Strategic Developer: Why SOA, VOIP will converge

19.10.2006
A dozen years ago, I wrote a Byte cover story on the subject of computer-telephony integration (http://www.infoworld.com/4602). CTI was "right around the corner" back then. Every time I revisit the subject I conclude that, regrettably, it still is.

Voice and data networking remain two different cultures that have so far failed spectacularly to come together. But I'm stubbornly optimistic that, sooner or later, they will. There are too many opportunities to ignore, and those opportunities multiply as service orientation takes hold.

Consider a business process that's been automated, SOA-style. A BPEL (Business Process Execution Language) script orchestrates the flow of XML payloads through a sequence of steps, untouched by human hands, until an exception occurs. In all such workflows, people are the exception handlers of last resort.

How does the process that raised the exception kick off a meeting between the requester of a purchase order and its approver? Today the most likely method would be to set up a call in a conference bridge and then e-mail invitations to the two parties. But although computers are supposed to be our intelligent assistants, an intelligent human assistant would set up the conference call between the parties.

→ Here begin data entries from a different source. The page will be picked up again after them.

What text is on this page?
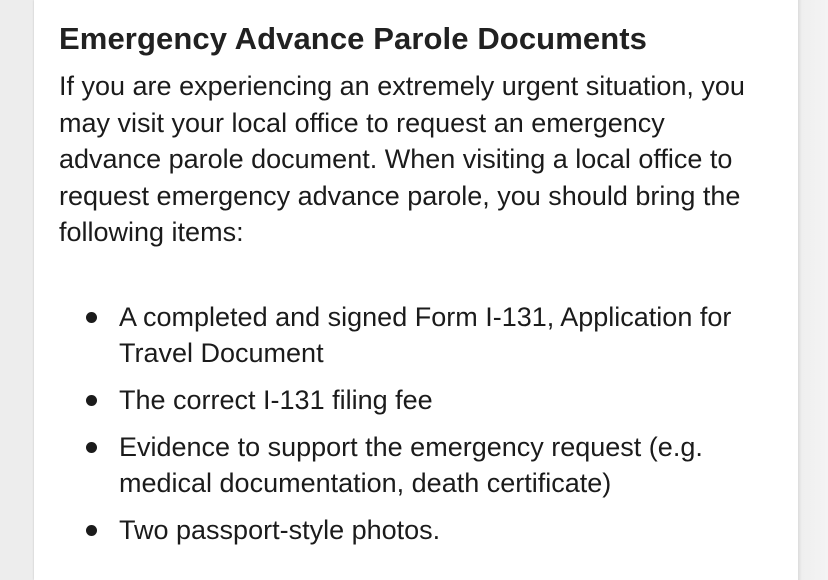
Emergency Advance Parole Documents

If you are experiencing an extremely urgent situation, you may visit your local office to request an emergency advance parole document. When visiting a local office to request emergency advance parole, you should bring the following items:

A completed and signed Form I-131, Application for Travel Document
The correct I-131 filing fee
Evidence to support the emergency request (e.g. medical documentation, death certificate)
Two passport-style photos.
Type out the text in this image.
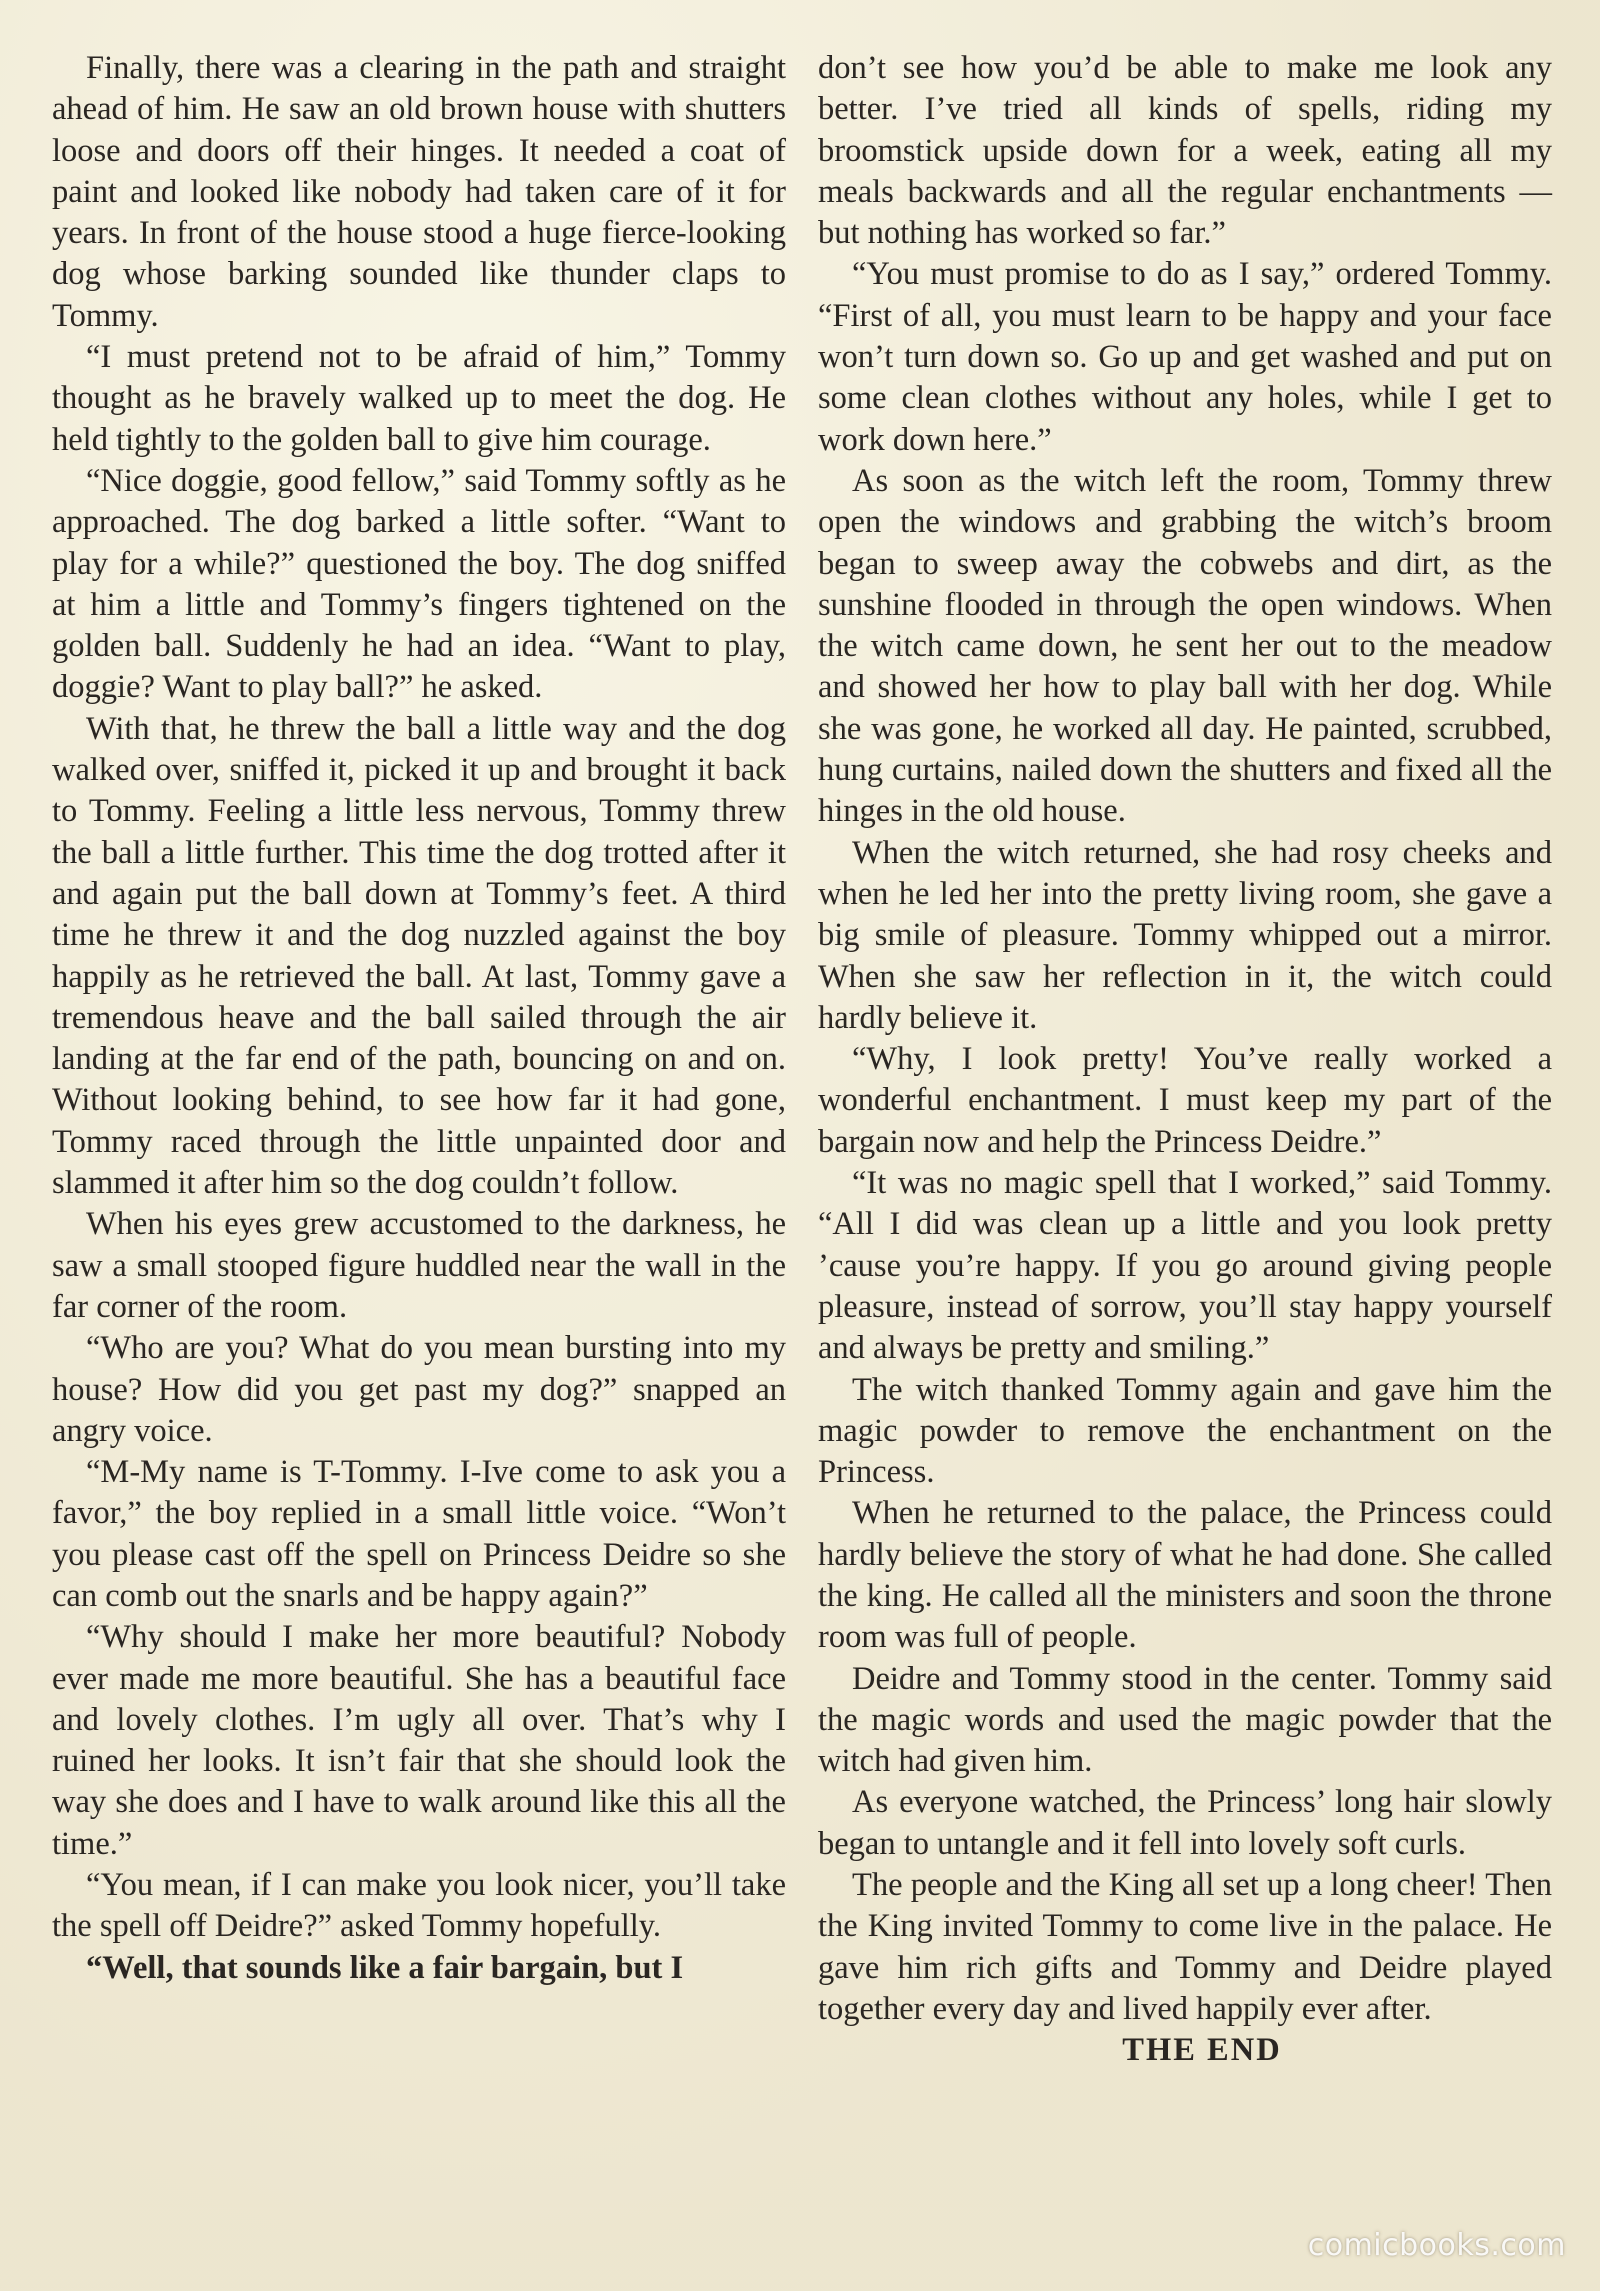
Finally, there was a clearing in the path and straight ahead of him. He saw an old brown house with shutters loose and doors off their hinges. It needed a coat of paint and looked like nobody had taken care of it for years. In front of the house stood a huge fierce-looking dog whose barking sounded like thunder claps to Tommy.

“I must pretend not to be afraid of him,” Tommy thought as he bravely walked up to meet the dog. He held tightly to the golden ball to give him courage.

“Nice doggie, good fellow,” said Tommy softly as he approached. The dog barked a little softer. “Want to play for a while?” questioned the boy. The dog sniffed at him a little and Tommy’s fingers tightened on the golden ball. Suddenly he had an idea. “Want to play, doggie? Want to play ball?” he asked.

With that, he threw the ball a little way and the dog walked over, sniffed it, picked it up and brought it back to Tommy. Feeling a little less nervous, Tommy threw the ball a little further. This time the dog trotted after it and again put the ball down at Tommy’s feet. A third time he threw it and the dog nuzzled against the boy happily as he retrieved the ball. At last, Tommy gave a tremendous heave and the ball sailed through the air landing at the far end of the path, bouncing on and on. Without looking behind, to see how far it had gone, Tommy raced through the little unpainted door and slammed it after him so the dog couldn’t follow.

When his eyes grew accustomed to the darkness, he saw a small stooped figure huddled near the wall in the far corner of the room.

“Who are you? What do you mean bursting into my house? How did you get past my dog?” snapped an angry voice.

“M-My name is T-Tommy. I-Ive come to ask you a favor,” the boy replied in a small little voice. “Won’t you please cast off the spell on Princess Deidre so she can comb out the snarls and be happy again?”

“Why should I make her more beautiful? Nobody ever made me more beautiful. She has a beautiful face and lovely clothes. I’m ugly all over. That’s why I ruined her looks. It isn’t fair that she should look the way she does and I have to walk around like this all the time.”

“You mean, if I can make you look nicer, you’ll take the spell off Deidre?” asked Tommy hopefully.

“Well, that sounds like a fair bargain, but I

don’t see how you’d be able to make me look any better. I’ve tried all kinds of spells, riding my broomstick upside down for a week, eating all my meals backwards and all the regular enchantments —but nothing has worked so far.”

“You must promise to do as I say,” ordered Tommy. “First of all, you must learn to be happy and your face won’t turn down so. Go up and get washed and put on some clean clothes without any holes, while I get to work down here.”

As soon as the witch left the room, Tommy threw open the windows and grabbing the witch’s broom began to sweep away the cobwebs and dirt, as the sunshine flooded in through the open windows. When the witch came down, he sent her out to the meadow and showed her how to play ball with her dog. While she was gone, he worked all day. He painted, scrubbed, hung curtains, nailed down the shutters and fixed all the hinges in the old house.

When the witch returned, she had rosy cheeks and when he led her into the pretty living room, she gave a big smile of pleasure. Tommy whipped out a mirror. When she saw her reflection in it, the witch could hardly believe it.

“Why, I look pretty! You’ve really worked a wonderful enchantment. I must keep my part of the bargain now and help the Princess Deidre.”

“It was no magic spell that I worked,” said Tommy. “All I did was clean up a little and you look pretty ’cause you’re happy. If you go around giving people pleasure, instead of sorrow, you’ll stay happy yourself and always be pretty and smiling.”

The witch thanked Tommy again and gave him the magic powder to remove the enchantment on the Princess.

When he returned to the palace, the Princess could hardly believe the story of what he had done. She called the king. He called all the ministers and soon the throne room was full of people.

Deidre and Tommy stood in the center. Tommy said the magic words and used the magic powder that the witch had given him.

As everyone watched, the Princess’ long hair slowly began to untangle and it fell into lovely soft curls.

The people and the King all set up a long cheer! Then the King invited Tommy to come live in the palace. He gave him rich gifts and Tommy and Deidre played together every day and lived happily ever after.

THE END

comicbooks.com
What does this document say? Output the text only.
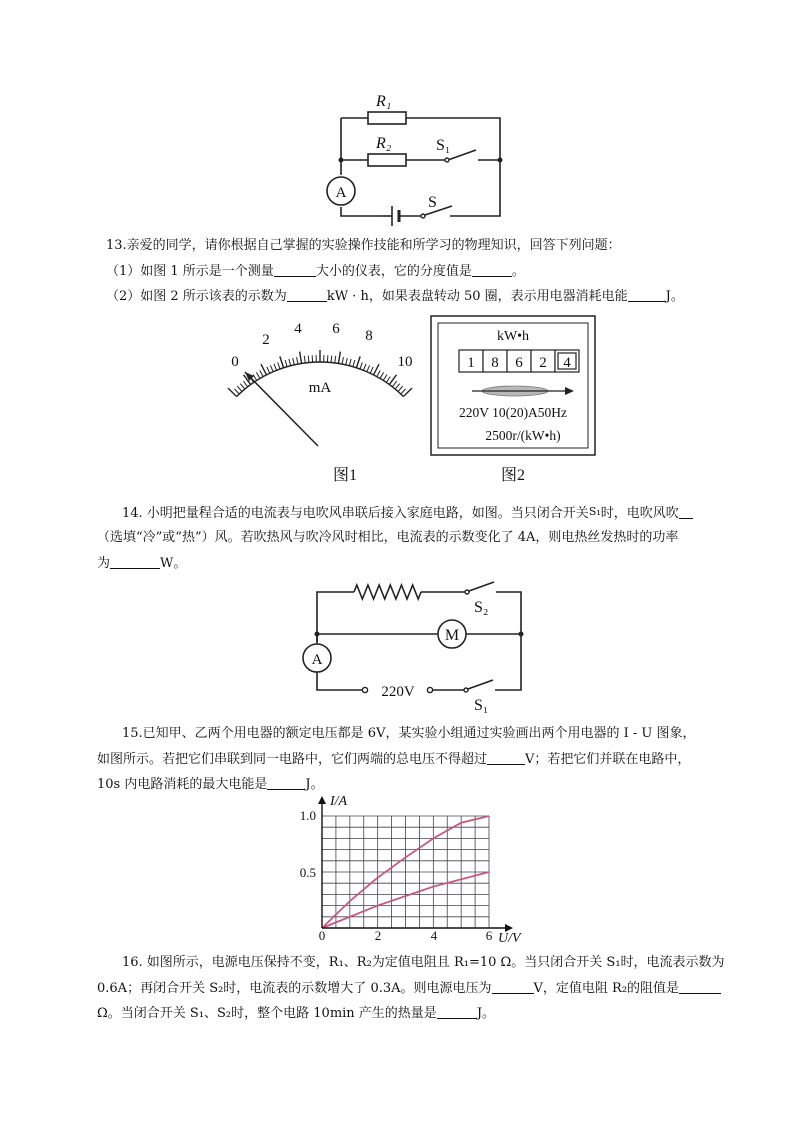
A
R₁
R₂	S₁
S
13.亲爱的同学，请你根据自己掌握的实验操作技能和所学习的物理知识，回答下列问题：
（1）如图 1 所示是一个测量	大小的仪表，它的分度值是	。
（2）如图 2 所示该表的示数为	kW · h，如果表盘转动 50 圈，表示用电器消耗电能	J。
0
2
4 6 8
10
mA
图1
kW•h
1 8 6 2 4
220V 10(20)A50Hz
2500r/(kW•h)
图2
14. 小明把量程合适的电流表与电吹风串联后接入家庭电路，如图。当只闭合开关S₁时，电吹风吹
（选填“冷”或“热”）风。若吹热风与吹冷风时相比，电流表的示数变化了 4A，则电热丝发热时的功率
为	W。
M
A
220V
S₂
S₁
15.已知甲、乙两个用电器的额定电压都是 6V，某实验小组通过实验画出两个用电器的 I - U 图象，
如图所示。若把它们串联到同一电路中，它们两端的总电压不得超过	V；若把它们并联在电路中，
10s 内电路消耗的最大电能是	J。
I/A
U/V
1.0
0.5
0	2	4	6
16. 如图所示，电源电压保持不变，R₁、R₂为定值电阻且 R₁=10 Ω。当只闭合开关 S₁时，电流表示数为
0.6A；再闭合开关 S₂时，电流表的示数增大了 0.3A。则电源电压为	V，定值电阻 R₂的阻值是
Ω。当闭合开关 S₁、S₂时，整个电路 10min 产生的热量是	J。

According to Mark Ericson, director of SOA product strategy at BlueNote Networks (http://www.bluenotenetworks.com/), whom I interviewed for last week's podcast (http://www.infoworld.com/4609), setting up that call in response to a BPEL exception is exactly the kind of thing that BlueNote's SessionSuite SOA Edition is designed to do.

What's intriguing about this scenario is that, as with Amazon's Mechanical Turk (http://www.mturk.com/mturk/welcome), it enables a software-based service to call on the services of humans. In the case of MTurk, an application creates a HIT (human intelligence task) that a human worker accepts, performs, and submits. To the application, this just looks like an asynchronous request. It polls for a response or arranges to be notified in an event-driven manner, but in either case the service provided by the human looks no different to the application than would a service provided by another piece of software.